Het Westen kon echter niet toekijken hoe miljoenen Afrikanen hun eigen lot in handen namen. Het anti-imperialistische project van Sankara mocht niet slagen: in 1987 werd hij vermoord door Blaise Compaoré in een coup georganiseerd door de Franse geheime dienst. Al snel genoeg draaide Compaoré de nationalisaties terug en herstelde hij de nauwe banden met Frankrijk en de internationale financiële instellingen.

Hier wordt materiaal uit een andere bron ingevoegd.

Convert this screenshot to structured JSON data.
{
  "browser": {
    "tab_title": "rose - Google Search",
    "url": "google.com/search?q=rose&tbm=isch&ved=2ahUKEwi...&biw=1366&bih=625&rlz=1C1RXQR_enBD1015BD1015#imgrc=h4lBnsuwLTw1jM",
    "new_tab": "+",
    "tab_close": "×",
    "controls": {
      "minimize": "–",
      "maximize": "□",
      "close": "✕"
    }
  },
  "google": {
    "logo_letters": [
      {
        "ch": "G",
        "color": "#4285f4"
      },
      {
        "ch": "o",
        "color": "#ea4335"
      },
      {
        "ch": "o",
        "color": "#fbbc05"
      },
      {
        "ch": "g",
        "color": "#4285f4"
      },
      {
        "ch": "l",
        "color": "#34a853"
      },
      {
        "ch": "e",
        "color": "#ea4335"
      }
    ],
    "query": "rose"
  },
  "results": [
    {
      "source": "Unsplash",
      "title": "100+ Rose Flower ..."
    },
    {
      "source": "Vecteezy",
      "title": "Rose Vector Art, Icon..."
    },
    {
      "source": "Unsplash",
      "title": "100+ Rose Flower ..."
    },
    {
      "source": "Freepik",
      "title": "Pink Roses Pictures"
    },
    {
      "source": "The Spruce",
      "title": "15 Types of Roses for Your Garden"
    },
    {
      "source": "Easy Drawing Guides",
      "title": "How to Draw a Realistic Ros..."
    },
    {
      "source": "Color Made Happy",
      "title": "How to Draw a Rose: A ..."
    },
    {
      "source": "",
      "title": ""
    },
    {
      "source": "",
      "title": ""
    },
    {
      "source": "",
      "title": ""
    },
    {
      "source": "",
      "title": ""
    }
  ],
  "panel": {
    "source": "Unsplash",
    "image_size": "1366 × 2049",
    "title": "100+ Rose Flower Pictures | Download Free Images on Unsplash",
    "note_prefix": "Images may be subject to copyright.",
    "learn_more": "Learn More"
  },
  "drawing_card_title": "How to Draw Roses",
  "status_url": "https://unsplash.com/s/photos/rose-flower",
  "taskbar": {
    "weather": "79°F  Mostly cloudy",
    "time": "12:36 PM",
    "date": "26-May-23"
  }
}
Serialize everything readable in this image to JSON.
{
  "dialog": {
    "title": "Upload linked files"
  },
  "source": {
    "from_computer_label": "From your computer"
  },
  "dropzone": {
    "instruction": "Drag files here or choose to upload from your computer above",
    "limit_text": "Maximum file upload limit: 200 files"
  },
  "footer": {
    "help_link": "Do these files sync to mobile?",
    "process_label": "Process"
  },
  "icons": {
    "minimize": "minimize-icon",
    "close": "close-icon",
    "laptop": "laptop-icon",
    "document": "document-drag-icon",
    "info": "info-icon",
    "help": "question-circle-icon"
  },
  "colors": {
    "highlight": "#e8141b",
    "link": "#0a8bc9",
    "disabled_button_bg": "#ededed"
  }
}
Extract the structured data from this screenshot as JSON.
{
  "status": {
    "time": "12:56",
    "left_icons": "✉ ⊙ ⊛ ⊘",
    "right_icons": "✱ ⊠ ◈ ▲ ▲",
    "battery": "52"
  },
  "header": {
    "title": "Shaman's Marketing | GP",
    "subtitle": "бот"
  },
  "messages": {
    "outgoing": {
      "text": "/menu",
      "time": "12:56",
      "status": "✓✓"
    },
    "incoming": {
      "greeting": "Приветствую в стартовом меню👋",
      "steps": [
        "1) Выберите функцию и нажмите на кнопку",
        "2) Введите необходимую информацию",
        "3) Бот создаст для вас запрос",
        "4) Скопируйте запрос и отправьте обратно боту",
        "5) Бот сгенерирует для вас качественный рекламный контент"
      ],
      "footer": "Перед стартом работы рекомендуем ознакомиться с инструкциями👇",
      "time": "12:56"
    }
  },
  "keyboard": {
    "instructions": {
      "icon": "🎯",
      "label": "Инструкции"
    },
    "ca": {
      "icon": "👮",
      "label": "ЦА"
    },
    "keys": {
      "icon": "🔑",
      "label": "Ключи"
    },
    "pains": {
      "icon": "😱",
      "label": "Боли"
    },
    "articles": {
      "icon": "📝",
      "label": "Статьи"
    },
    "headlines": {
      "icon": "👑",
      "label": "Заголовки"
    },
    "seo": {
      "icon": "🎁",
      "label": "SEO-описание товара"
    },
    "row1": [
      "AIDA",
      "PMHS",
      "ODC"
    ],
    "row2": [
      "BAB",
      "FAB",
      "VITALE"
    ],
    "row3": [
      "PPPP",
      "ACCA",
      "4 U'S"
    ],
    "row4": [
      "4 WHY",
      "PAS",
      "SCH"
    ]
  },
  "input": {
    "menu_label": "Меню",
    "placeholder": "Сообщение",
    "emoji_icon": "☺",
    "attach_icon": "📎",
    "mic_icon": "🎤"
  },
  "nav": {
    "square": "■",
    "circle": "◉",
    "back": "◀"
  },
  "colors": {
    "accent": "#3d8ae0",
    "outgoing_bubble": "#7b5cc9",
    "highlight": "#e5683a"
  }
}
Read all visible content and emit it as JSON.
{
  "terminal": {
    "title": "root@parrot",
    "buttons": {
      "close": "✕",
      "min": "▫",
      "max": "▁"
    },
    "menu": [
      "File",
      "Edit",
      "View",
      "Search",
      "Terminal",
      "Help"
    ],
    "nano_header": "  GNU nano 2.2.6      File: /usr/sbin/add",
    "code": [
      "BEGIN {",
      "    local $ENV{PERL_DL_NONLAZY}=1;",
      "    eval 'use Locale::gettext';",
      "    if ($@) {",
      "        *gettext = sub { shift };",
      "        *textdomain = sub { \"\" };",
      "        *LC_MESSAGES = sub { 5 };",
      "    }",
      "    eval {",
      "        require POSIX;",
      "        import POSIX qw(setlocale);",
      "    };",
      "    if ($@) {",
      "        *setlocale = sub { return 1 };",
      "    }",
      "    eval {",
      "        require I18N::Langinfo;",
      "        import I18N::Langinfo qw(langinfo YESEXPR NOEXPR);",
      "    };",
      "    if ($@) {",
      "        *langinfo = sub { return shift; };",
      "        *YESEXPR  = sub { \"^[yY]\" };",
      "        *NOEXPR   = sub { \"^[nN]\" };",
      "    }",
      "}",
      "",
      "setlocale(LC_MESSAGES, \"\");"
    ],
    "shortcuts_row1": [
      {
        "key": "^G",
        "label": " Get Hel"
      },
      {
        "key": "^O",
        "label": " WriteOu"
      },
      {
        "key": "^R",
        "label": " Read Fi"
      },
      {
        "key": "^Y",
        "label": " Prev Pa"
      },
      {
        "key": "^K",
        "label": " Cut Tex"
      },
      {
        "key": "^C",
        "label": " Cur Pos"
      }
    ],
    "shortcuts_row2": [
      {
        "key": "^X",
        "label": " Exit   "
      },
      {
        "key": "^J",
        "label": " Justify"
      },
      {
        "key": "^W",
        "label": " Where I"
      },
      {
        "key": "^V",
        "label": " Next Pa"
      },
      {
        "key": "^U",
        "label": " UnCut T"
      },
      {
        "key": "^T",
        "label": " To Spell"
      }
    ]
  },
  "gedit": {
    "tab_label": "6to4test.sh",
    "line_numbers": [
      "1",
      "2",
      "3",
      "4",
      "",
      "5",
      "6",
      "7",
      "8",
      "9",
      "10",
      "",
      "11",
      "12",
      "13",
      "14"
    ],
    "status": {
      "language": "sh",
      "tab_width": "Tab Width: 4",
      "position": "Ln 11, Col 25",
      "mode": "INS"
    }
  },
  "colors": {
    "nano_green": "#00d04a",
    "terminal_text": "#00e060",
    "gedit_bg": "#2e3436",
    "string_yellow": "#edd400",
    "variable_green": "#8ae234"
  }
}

Sindsdien is het lastig geweest voor Burkina Faso. De verwaarlozing van de perifere regio’s en oplopende etnische spanningen schiepen de perfecte voedingsbodem voor jihadistische rebellen, die vanuit hun bolwerken in het instabiele buurland Mali voet aan de grond kregen in Burkina Faso. Deze opstand is inmiddels al tien jaar gaande, gevoerd door groepen gelieerd aan onder meer Al-Qaeda en IS en heeft al twintigduizend Burkinezen het leven gekost en twee miljoen mensen ontheemd.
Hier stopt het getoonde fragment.